There are only so many options left for the teachers to consider, if their court appeal is unsuccessful. I assure you there are contingency plans a plenty, regardless of the court issue. Although I hear that the teachers will be in work on Monday, it sure would be a shame if they took some kind of work action as a result, that needed to be dealt with decisively.
It is my understanding that there will be additional news coming out of East Providence shortly.

Will
15 years ago

Justin,
I don’t know if you received the second part of the press release, which points out to the teachers what a great deal they have, even after these changes go into effect on Monday. It almost reads like a “help wanted” ad, doesn’t it?
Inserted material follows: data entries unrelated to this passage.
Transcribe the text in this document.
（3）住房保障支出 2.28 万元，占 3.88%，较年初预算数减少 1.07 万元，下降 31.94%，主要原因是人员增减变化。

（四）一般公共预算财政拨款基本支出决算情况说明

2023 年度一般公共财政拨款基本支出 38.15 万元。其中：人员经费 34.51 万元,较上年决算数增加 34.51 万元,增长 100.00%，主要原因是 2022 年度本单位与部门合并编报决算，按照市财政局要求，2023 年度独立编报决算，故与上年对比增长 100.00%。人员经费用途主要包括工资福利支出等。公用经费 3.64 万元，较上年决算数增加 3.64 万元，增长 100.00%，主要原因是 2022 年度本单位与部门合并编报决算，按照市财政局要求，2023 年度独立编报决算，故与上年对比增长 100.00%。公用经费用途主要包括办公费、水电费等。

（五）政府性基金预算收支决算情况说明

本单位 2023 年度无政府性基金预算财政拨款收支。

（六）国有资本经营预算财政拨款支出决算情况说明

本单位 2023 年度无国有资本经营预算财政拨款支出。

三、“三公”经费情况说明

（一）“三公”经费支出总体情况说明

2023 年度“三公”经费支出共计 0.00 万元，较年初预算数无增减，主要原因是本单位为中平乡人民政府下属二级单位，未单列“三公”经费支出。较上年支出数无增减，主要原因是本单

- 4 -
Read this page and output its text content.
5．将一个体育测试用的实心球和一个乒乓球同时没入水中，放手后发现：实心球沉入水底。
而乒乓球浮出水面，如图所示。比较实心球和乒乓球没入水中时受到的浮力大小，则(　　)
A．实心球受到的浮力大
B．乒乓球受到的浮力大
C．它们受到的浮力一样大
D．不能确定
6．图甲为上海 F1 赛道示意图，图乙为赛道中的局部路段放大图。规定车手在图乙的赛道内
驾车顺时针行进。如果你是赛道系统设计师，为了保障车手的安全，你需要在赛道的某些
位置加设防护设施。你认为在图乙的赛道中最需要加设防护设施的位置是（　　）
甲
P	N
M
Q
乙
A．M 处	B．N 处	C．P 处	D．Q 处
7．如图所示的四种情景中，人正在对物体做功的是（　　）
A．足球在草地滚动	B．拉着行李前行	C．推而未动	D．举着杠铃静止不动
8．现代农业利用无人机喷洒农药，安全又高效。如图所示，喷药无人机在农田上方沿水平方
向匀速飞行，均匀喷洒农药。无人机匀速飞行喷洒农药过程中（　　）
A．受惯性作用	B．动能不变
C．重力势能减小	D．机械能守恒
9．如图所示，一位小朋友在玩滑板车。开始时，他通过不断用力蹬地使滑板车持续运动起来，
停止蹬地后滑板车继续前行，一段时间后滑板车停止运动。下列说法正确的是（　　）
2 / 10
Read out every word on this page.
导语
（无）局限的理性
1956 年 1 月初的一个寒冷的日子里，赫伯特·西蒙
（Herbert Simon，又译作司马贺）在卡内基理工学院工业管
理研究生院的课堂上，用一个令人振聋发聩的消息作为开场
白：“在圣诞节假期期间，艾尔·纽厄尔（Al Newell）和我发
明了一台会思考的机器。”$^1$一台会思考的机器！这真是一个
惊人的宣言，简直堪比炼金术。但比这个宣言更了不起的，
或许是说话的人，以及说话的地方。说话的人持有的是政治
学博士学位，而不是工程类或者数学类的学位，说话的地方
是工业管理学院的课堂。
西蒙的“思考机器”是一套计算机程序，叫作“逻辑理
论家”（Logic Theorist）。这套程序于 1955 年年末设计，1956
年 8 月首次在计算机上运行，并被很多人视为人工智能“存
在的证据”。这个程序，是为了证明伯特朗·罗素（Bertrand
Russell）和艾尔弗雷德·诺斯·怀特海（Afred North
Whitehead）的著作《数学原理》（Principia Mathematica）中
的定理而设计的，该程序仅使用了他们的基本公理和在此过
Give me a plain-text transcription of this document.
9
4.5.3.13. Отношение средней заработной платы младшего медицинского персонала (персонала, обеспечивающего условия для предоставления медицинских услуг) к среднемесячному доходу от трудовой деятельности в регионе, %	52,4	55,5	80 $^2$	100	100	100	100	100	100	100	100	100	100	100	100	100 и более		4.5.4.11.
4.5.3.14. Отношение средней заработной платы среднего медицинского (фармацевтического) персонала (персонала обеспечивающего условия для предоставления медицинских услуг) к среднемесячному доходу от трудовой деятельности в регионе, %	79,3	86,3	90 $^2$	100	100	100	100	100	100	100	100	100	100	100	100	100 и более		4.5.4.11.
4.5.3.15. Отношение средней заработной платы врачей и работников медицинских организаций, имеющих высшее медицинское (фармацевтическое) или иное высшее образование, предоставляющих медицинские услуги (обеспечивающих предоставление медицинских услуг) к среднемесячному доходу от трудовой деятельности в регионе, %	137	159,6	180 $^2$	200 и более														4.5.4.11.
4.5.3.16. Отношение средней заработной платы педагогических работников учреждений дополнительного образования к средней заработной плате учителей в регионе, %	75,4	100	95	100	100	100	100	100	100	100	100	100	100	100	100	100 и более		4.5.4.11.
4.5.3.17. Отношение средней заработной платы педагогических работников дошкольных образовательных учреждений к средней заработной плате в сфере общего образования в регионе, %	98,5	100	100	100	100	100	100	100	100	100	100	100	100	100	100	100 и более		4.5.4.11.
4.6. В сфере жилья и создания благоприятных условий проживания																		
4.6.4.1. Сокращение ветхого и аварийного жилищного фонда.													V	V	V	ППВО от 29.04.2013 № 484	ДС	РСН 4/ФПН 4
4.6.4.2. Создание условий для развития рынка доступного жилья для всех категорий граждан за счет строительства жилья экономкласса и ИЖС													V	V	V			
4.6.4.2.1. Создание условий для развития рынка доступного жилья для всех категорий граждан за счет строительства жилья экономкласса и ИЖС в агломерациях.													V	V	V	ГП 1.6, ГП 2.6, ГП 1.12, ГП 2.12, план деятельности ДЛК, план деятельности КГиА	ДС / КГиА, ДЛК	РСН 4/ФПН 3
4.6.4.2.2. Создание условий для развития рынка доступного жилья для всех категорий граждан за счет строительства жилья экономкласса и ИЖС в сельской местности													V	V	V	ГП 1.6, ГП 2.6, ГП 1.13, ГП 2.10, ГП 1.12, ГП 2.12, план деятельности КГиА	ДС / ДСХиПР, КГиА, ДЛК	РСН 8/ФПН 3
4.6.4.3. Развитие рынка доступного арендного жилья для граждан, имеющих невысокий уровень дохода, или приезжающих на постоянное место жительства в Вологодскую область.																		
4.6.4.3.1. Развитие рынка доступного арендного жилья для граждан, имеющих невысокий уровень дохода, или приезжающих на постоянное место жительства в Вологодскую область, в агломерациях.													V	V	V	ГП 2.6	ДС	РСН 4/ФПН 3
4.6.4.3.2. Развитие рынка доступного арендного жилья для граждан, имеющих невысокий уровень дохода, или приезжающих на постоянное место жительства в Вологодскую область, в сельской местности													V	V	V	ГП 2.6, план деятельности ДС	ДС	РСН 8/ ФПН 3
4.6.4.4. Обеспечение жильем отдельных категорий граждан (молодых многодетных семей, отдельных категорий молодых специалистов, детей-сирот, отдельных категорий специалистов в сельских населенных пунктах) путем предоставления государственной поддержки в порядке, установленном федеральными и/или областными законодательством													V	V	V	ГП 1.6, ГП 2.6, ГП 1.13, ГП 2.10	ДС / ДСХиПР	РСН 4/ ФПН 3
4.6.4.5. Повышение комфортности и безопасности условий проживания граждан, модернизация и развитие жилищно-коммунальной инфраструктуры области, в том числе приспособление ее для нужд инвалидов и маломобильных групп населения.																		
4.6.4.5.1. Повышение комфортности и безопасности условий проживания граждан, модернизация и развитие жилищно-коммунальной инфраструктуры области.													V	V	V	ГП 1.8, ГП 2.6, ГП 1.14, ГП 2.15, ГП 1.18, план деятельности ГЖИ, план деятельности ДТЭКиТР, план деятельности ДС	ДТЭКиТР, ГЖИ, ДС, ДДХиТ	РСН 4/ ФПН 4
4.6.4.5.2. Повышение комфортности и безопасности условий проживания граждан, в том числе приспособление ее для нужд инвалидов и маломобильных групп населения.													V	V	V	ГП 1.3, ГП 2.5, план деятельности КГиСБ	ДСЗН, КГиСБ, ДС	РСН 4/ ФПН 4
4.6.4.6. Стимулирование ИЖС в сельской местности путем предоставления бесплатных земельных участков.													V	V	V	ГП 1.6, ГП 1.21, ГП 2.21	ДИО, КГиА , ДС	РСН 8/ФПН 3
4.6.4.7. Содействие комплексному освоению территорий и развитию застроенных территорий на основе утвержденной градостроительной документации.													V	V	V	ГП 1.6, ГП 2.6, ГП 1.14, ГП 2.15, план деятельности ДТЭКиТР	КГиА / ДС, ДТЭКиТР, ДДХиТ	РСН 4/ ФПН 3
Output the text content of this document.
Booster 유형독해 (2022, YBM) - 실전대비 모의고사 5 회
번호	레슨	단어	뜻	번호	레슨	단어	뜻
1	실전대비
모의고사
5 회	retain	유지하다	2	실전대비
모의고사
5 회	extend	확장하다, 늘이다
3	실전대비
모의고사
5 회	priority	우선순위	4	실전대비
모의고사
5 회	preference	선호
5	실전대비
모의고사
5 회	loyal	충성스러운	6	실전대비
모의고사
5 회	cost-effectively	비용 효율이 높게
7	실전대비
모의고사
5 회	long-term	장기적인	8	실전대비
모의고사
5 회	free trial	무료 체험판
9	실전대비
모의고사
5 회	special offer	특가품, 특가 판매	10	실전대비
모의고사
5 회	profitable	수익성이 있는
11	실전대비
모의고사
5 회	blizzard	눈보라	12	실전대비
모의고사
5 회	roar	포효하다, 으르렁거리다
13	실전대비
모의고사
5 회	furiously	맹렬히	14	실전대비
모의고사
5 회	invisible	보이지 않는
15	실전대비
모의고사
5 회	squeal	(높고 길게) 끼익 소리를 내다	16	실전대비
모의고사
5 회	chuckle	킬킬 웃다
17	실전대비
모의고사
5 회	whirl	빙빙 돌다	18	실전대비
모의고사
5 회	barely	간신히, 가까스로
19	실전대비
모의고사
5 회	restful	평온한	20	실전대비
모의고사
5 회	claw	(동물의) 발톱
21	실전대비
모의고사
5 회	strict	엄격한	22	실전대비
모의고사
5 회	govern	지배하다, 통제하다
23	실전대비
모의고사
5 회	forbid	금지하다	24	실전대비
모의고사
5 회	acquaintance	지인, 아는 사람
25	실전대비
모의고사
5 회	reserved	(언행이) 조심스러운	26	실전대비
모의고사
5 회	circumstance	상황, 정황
But who would want to work under the draconian conditions listed below? 😉
THE TEACHERS’ PAY AND BENEFITS AFTER 1/5/09
 Only 181 working days/year
 Average earnings for a teacher over $63,000
 Average total compensation for a teacher over $85,000
 Pension after 20 years of service (if age requirement met) of 50% of salary, plus annual cost of living raises of 3%/year
 Average starting pension of those retiring in `08 was approximately $46,000 increasing 3%/year thereafter
 Blue Cross/Blue Shield Healthmate Coast-to-Coast coverage
 Prescription coverage
 Dental coverage
 Eye care coverage
 6.5 hour work day (includes lunch break)
 15-20 paid sick days per year depending on date of hire, & extended sick leave & sick leave bank
– Longevity pay increases, in addition to across-the-board wage increases, after 16
years of service
 Step pay increases averaging 6.7% per year, in addition to across-the-board pay increases, every year for first 10 years of service
 Tenure (job security guarantees) after 3 years of service
 And many more benefits, including
— numerous paid and unpaid leaves of absence
— life insurance
— retiree health insurance coverage
— retirement “sweetener” payments to teachers in final years of employment, increasing annual pension
— annual pay stipends of thousands of dollars for obtaining advanced degrees, and/or courses towards advanced degrees
— pay for taking continuing education courses
— pay for mentoring other teachers, coaching, extracurricular covering for other teachers, “extra” kids in class, etc.
— and more

Mike
Mike
15 years ago

This is a grandstanding farce. State law clearly says the oldntract must be followed. If neccesary, the GA will just extend the police/fire binding arbitration statute to include teachers.
When are you people going to wise up? The ONLY solution to the educational funding crisis is to dismantle the “public” schools in favor of vouchers which will be given annual COLA’s-and not a penny more.
Short of that, we’re just arguing about which stateroom to buy on the RI-Tanic.

rockm59
rockm59
14 years ago

All I can say is that folks who think teachers have such an easy job is to go out there and BE a public school teacher.